Held: A district court’s order remanding a case to state court after declining to exercise supplemental jurisdiction over state-law claims is not a remand for lack of subject-matter jurisdiction for which appellate review is barred by §§1447(c) and (d). With respect to supplemental jurisdiction, a federal court has subject-matter jurisdiction over specified state-law claims, see §§1367(a), (c), and its decision whether to exercise that jurisdiction after dismissing every claim over which it had original jurisdiction is purely discretionary, see, e.g., Osborn v.

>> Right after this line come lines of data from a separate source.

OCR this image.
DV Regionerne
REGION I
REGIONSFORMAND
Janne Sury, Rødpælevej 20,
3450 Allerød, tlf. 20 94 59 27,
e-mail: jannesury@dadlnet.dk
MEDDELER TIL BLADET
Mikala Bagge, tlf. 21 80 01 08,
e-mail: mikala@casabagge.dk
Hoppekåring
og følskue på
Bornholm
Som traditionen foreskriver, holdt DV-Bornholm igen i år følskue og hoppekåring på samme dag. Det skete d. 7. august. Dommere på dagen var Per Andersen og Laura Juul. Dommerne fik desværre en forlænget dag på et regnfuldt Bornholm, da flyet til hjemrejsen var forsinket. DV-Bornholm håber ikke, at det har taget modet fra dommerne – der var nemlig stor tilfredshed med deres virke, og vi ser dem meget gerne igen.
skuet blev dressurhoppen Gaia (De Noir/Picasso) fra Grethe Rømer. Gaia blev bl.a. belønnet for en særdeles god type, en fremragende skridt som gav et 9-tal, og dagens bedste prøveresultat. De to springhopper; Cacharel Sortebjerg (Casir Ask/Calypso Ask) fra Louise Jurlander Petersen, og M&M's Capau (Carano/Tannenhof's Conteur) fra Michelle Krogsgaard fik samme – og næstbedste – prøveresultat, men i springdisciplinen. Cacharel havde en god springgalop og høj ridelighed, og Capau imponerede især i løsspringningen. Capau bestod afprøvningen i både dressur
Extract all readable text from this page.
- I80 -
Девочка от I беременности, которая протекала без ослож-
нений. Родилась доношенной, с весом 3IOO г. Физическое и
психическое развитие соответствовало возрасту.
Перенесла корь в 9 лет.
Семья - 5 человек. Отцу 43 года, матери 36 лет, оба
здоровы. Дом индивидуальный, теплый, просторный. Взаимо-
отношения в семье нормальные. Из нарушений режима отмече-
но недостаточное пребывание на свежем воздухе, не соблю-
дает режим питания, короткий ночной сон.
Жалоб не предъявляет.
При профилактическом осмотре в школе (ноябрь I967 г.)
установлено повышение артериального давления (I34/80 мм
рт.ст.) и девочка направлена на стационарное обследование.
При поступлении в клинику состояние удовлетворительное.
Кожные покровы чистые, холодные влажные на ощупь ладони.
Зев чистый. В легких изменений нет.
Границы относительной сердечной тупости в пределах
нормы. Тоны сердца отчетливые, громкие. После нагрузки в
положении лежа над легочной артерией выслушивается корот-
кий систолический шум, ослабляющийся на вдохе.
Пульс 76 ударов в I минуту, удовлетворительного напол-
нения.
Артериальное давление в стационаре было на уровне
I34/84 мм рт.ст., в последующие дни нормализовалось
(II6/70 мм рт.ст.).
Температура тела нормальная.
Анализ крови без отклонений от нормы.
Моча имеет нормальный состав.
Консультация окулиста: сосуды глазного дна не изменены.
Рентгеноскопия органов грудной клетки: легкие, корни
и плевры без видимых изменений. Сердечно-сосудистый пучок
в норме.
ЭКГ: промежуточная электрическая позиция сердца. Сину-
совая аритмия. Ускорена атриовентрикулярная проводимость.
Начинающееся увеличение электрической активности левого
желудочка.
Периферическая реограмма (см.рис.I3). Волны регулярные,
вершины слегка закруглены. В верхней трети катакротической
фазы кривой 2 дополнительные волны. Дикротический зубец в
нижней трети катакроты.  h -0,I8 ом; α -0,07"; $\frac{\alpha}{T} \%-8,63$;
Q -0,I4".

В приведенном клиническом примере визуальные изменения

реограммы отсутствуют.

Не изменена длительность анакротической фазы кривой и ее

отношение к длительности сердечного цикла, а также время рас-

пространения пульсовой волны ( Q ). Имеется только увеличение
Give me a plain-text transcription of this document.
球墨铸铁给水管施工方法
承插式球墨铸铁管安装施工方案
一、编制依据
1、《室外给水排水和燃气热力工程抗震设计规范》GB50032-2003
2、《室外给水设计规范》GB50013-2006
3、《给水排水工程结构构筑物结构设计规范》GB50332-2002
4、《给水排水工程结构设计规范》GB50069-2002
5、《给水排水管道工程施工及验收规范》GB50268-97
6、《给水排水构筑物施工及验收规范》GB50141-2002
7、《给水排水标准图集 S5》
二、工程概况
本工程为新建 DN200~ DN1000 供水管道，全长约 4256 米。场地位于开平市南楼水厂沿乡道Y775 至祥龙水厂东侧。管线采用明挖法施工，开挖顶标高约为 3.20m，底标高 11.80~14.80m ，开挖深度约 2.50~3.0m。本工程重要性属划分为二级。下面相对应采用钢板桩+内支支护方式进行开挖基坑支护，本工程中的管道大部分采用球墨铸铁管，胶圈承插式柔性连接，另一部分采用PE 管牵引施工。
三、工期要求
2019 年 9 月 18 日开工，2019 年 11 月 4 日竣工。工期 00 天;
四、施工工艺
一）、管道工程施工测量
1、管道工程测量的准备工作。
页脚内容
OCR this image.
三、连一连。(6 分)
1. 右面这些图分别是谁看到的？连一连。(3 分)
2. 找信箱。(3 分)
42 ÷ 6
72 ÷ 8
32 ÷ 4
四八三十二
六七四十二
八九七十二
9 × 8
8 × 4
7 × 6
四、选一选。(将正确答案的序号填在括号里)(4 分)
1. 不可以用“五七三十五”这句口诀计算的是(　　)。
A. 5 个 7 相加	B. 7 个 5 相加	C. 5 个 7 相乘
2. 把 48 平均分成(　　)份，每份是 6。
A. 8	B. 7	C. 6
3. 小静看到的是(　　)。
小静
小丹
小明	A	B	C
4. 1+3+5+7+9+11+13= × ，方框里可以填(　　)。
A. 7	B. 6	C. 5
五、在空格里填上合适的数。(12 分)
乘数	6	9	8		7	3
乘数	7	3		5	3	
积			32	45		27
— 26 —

Haley, 549 U. S. 225 . It is undisputed that when this case was removed, the District Court had original jurisdiction over the federal RICO claim under §1331 and supplemental jurisdiction over the state-law claims, which were “so related to claims … within such original jurisdiction that they form[ed] part of the same case or controversy,” §1367(a). On dismissing the RICO claim, the court retained its statutory supplemental jurisdiction over the state-law claims. Its decision not to exercise that statutory authority was not based on a jurisdictional defect, but on its discretionary choice. See Chicago v. International College of Surgeons, 522 U. S. 156 . Pp. 3–6.